The monthly increase in overall prices reflected a 0.4 percent rise in the domestic PPI and a larger 0.8 percent gain in import prices. The yearly change in the former now stands at minus 0.2 percent and in the latter at 2.9 percent.

Domestic prices were boosted by a 7.1 percent monthly bounce in petrol charges together with a 7.9 percent jump in waste and recycling and a 2.9 percent rise in clothing and footwear. There were no declines. Import prices were also lifted by petrol (5.8 percent) alongside metals (2.5 percent).
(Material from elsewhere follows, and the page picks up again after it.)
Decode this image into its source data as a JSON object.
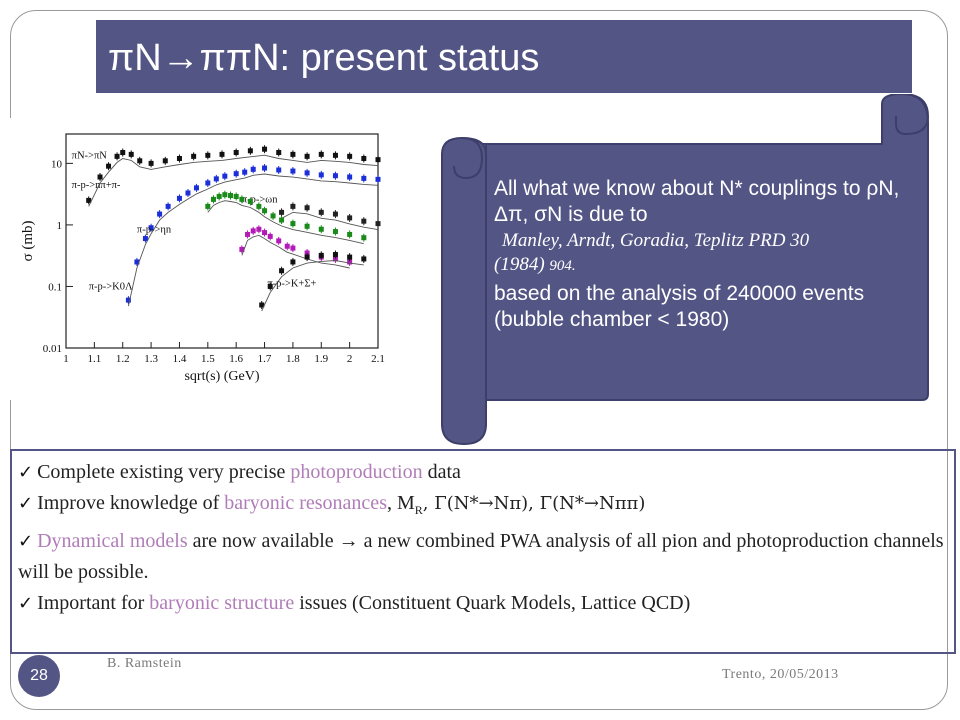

For the composite index, the core element was up 0.2 percent versus the previous month to stand 0.4 percent higher on the year, just a tick firmer than August's annual rate. Underlying pipeline pressures remain soft.

Definition
The producer price and import price index focuses on the actual prices of products on the market (transaction price) at the time of the order. The prices of domestic products are taken at the producer or factory level, excluding value added tax and consumption taxes. For imports, prices are collected at the Swiss border, without the value added tax, taxes on consumption and tariffs. Changes in the index provide a guide to inflation from the point of view of the product's producer/manufacturer

Description
The PPI measures prices at the producer level before they are passed along to consumers. Since the producer price index measures prices of consumer goods and capital equipment, a portion of the inflation at the producer level gets passed through to the consumer price index (CPI). By tracking price pressures in the pipeline, investors can anticipate inflationary consequences in coming months. Producer prices are more volatile than consumer prices. While the CPI is the price index with the most impact in setting interest rates, the PPI provides significant information earlier in the production process. The PPI is considered a precursor of both consumer price inflation and profits. If the prices paid to manufacturers increase, businesses are faced with either charging higher prices or they taking a cut in profits. The ability to pass along price increases depends on the strength and competitiveness of the marketplace. The bond market rallies when the PPI decreases or posts only small increases, but bond prices fall when the PPI posts larger-than-expected gains. The equity market rallies with the bond market because low inflation promises low interest rates and is good for profits.